I think what's not mentioned here is the static friction which would result in a static frictional force < the push force as indicated that the piece "slides to the right"? Hence, non-zero acceleration, and slowing down due to kinetic friction.
You may be correct in this example, Alex ... usually for most surfaces, "stiction" is stronger than sliding friction --  more force is needed to "get it going" than to "keep it going" against friction. My angle is that I don't accept the problem as stated ... a "0.6N or even 0.16N" push would seem more "real-world" for me :)

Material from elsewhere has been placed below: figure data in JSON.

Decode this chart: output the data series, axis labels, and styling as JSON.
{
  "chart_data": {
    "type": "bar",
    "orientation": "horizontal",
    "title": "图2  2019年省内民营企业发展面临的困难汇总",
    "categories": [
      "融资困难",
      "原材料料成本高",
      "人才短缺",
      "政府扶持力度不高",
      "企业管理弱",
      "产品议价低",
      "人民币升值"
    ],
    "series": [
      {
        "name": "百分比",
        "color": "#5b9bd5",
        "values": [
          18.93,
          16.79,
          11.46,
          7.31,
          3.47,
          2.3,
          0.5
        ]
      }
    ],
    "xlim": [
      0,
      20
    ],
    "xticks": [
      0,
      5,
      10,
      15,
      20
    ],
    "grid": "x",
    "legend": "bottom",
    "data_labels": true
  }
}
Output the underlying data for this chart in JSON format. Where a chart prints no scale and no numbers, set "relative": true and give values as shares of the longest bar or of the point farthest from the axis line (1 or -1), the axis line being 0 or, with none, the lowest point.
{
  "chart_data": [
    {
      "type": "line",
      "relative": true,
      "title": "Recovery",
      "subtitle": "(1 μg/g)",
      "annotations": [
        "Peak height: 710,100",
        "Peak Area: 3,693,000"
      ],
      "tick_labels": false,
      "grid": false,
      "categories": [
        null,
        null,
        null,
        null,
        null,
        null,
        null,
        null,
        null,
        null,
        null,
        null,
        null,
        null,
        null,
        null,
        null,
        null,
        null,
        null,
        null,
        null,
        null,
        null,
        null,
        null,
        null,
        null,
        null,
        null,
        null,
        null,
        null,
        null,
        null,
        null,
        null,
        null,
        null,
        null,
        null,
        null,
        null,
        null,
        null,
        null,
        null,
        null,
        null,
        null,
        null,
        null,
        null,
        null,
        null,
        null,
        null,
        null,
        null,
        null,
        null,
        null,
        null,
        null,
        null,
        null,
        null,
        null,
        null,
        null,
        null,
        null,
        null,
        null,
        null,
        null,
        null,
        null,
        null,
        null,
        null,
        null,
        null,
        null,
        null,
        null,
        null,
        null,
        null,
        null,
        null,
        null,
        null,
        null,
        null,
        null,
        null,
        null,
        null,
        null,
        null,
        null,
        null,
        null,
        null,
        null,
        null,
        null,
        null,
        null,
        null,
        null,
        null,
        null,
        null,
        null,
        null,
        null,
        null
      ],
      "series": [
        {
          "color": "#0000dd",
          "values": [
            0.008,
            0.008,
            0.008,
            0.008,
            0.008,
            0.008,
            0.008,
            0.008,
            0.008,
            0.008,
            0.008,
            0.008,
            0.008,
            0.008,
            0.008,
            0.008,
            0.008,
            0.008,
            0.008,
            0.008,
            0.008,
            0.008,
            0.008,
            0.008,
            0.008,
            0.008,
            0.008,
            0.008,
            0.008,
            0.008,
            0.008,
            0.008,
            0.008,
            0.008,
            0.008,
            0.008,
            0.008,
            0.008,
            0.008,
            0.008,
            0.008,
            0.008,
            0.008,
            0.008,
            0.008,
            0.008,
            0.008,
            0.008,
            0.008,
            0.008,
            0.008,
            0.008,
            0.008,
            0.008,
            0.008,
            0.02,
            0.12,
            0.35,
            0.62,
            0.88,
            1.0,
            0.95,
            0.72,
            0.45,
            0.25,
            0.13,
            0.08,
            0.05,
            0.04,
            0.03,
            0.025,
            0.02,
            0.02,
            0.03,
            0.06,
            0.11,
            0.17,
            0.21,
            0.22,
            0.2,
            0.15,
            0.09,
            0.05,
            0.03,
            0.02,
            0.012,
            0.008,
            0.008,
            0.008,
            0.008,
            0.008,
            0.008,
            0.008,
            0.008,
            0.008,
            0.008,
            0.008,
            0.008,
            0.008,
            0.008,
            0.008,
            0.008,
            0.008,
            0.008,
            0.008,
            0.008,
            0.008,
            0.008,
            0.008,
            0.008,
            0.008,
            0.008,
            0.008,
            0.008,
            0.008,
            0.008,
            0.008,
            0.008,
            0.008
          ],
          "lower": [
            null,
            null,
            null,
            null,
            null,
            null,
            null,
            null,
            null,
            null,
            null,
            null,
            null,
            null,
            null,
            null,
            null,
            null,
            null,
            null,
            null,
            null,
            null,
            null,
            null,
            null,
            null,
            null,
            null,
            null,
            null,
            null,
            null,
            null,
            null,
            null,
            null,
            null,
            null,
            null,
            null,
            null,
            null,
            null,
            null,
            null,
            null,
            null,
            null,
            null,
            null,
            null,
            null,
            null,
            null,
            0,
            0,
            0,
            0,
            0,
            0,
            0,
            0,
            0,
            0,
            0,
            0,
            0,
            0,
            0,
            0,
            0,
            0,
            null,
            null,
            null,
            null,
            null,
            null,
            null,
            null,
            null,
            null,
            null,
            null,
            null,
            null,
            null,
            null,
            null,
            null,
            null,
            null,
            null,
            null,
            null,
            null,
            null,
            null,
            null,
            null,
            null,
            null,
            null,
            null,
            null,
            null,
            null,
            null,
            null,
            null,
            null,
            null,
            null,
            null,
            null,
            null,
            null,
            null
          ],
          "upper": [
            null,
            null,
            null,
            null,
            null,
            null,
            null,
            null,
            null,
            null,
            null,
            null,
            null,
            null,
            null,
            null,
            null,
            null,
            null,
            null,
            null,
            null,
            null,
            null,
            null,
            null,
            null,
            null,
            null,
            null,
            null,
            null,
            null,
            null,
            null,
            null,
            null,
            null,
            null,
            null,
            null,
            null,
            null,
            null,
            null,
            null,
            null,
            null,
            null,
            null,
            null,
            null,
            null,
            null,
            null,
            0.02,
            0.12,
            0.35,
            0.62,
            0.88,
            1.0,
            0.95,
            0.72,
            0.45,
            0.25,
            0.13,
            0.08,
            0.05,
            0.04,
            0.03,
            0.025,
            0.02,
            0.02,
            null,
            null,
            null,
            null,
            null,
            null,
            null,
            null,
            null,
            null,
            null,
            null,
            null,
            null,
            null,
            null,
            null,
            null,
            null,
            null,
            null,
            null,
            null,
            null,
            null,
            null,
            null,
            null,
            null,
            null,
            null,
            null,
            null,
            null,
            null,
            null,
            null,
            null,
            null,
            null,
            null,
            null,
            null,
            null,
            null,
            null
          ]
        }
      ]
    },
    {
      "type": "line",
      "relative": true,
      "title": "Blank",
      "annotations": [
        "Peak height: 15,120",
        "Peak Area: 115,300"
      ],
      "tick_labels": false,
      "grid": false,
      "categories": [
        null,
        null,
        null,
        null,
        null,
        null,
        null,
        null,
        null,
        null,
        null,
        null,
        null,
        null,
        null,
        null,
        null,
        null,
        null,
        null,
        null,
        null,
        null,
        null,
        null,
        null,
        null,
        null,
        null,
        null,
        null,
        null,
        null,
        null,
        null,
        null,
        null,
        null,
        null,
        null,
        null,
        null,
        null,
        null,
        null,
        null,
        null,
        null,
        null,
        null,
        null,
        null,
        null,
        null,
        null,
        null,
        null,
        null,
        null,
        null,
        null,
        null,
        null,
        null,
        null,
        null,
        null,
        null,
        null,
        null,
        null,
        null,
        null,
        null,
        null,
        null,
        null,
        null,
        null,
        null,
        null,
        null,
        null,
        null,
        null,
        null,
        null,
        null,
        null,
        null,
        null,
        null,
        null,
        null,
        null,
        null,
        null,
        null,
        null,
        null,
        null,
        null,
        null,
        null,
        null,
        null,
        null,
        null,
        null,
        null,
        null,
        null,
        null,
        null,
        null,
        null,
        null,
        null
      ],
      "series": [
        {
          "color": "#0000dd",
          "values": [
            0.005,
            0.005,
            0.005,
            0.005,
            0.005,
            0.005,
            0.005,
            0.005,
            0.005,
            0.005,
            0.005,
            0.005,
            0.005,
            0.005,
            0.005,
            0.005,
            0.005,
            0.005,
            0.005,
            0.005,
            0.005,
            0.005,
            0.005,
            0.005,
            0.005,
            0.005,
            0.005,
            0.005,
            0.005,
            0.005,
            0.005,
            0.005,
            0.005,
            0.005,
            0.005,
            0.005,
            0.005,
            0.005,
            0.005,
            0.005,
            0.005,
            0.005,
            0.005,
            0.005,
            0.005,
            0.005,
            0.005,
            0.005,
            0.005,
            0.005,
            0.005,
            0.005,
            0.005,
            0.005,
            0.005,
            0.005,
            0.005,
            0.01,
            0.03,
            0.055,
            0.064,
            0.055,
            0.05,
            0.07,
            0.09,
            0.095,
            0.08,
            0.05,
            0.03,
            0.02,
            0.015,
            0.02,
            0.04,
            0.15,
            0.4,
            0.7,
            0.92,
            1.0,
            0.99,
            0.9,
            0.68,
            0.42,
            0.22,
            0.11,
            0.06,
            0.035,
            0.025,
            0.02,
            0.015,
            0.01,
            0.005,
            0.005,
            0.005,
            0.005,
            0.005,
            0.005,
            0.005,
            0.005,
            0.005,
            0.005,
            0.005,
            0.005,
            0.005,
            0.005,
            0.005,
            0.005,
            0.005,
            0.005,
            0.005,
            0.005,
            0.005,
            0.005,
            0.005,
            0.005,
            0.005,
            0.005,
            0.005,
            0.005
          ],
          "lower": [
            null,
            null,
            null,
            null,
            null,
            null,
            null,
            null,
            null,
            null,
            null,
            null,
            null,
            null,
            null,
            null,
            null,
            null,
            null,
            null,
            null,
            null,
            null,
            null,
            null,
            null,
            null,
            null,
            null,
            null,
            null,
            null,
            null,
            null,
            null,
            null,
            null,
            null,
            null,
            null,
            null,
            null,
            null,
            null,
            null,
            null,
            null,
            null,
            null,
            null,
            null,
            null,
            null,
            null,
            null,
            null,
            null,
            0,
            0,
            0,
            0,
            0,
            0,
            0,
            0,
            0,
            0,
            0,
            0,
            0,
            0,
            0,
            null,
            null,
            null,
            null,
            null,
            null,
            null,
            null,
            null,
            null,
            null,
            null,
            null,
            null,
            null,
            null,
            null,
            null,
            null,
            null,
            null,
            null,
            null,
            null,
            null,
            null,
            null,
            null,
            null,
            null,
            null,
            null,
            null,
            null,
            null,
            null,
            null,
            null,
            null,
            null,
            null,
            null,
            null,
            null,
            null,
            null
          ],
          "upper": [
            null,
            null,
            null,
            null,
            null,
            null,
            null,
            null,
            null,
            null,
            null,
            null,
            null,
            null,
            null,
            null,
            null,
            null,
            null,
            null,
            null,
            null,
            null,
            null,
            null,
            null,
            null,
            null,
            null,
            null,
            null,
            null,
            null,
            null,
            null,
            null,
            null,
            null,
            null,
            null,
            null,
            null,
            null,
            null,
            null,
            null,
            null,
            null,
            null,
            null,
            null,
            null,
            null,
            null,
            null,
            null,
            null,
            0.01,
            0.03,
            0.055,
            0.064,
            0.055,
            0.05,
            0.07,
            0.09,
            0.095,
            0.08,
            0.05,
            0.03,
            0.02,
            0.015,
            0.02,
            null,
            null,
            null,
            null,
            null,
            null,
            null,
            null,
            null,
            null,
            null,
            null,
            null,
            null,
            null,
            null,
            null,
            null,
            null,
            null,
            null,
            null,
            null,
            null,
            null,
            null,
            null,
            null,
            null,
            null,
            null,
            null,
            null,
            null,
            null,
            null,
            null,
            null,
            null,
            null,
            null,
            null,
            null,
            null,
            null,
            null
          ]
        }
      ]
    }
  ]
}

Sum of the forces in the x direction = Force of finger + Force due to friction = ma
 
Force of finger is +0.06N. (Choosing positive direction to the right)
 
Force due to friction is -0.5 * Normal Force (where friction force is resisting and opposite the motion and Normal Force is equal to mg) = -0.098N (The Normal Force = mg because sum of the forces in the y-direction = 0.  Hence: Normal Force + mg = 0 => Normal Force = -m(-g) = mg )
 
Sum of Forces (x-direction) = +0.06N - 0.098N = ma = 0.02kg * a => solve for a
 
a = -1.9m/s^2
 
 This means that as the finger pushes the piece to the right, friction is resisting movement so much that the piece is SLOWING down at a rate of 1.9m/s^2.  Eventually the piece will move to a square and stop.  Checkmate!
 
Force of friction =applied force * coefficient of friction = 0.06 N * 0.5 = 0.03 N
 
acceleration = force/mass = (0.03 N)/(0.02 kg) = 1.5 m/s^2 

Comments

Force due to friction is u*Normal Force.  The question IS ambiguous though.  Is it sliding to the right on its own? Or is it sliding to the right because of the finger?  I think it's the latter.